Долгая ночь - Абашидзе Григол Григорьевич. Страница 64
На земле Цаго пришла в себя. Она лежала неподвижно, глядя в небо, в котором кое-где зажглись звезды. На земле стояла тишина. Цаго подумала, что так неподвижно она могла бы пролежать долго, долго, что лежать так лучше, чем ехать на коне или делать что бы то ни было. Прямо над Цаго мерцала голубенькая звездочка. Если она сейчас упадет, загадала Цаго, то я умру, и стала не отрываясь глядеть на звезду. Вдруг издалека донеслось бренчание пандури и зародилась тихая песня:
Цаго подумала, что это ей снится детство, и она снова девочка, и это звездное небо – ее вышивка, и нужно вышивать небо, расстелив, расправив его на коленях. А соседский юноша Ваче поет эту песню, и можно тихонько подпевать ему, не оставляя вышивки.
Цаго казалось, что она поет, хотя на самом деле она только шевелила губами.
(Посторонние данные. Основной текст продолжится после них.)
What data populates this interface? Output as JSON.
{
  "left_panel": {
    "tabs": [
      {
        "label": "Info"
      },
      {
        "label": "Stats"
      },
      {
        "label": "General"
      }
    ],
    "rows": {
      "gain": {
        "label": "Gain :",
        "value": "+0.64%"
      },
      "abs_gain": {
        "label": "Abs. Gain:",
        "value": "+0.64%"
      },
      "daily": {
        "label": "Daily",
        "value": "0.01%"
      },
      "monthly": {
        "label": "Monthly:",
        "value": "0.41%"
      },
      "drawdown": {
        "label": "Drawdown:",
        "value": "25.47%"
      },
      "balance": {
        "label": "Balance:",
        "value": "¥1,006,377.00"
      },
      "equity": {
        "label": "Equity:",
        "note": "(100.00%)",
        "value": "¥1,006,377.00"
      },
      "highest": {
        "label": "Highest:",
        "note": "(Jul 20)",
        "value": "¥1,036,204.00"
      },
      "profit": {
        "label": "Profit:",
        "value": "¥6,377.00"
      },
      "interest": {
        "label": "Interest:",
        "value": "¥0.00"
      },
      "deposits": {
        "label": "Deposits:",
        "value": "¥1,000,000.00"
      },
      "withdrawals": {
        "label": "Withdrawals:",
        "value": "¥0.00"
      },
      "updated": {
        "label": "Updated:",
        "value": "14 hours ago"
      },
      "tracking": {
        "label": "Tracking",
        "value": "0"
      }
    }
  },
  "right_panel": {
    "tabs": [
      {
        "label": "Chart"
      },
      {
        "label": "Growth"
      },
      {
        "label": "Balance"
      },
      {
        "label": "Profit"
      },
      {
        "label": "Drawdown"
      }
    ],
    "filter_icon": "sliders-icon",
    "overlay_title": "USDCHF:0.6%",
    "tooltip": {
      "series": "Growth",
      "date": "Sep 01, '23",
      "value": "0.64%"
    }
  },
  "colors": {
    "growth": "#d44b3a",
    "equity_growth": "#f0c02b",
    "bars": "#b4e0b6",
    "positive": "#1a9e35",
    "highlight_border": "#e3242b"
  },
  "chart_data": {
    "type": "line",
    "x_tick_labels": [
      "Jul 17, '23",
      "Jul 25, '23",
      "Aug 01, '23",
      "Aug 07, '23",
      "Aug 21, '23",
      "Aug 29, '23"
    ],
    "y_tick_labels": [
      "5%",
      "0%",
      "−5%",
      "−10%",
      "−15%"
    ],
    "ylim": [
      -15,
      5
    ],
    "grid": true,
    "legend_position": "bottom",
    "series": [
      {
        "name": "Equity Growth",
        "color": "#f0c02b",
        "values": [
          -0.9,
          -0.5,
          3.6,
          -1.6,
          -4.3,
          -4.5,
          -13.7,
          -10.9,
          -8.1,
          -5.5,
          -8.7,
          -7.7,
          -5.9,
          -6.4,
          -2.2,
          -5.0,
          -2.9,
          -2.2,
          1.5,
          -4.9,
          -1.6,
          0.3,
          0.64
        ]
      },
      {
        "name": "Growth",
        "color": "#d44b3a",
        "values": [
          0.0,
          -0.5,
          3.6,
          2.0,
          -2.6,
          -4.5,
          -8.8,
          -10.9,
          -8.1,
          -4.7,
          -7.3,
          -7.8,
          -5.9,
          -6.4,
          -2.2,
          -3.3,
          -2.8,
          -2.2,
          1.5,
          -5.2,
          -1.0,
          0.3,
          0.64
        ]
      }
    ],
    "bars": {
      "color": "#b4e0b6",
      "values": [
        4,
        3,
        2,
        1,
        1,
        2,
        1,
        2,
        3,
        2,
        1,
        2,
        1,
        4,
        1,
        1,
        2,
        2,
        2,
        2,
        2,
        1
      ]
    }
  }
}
Вдруг в сердце ударила такая боль, точно снова вонзилась стрела султана Джелал-эд-Дина. Цаго громко крикнула, а потом застонала.
Нет, песня не приснилась бедной Цаго. Слепого Ваче прибило наконец к родному дому, и он жил теперь в Ахалдабе. Подолгу он бродил вокруг деревни по тропинкам, бренча на пандури и что-нибудь напевая. Сквозь бренчание пандури Ваче услышал крик и стон. Он перестал играть на пандури, перестал петь, прислушался. Стонали совсем близко, стонала женщина. Ваче расслышал даже, что женщина назвала как будто его, Ваче, имя. Значит, попавшая в беду женщина видит меня, подумал Ваче, и зовет на помощь. Живее застучал он вокруг себя палкой, обшаривая землю, выбирая путь. Вот фыркнула лошадь, вот зазвенела уздечка. Каждый звук различал Ваче. Вот снова охнула от боли женщина, и снова послышался протяжный стон.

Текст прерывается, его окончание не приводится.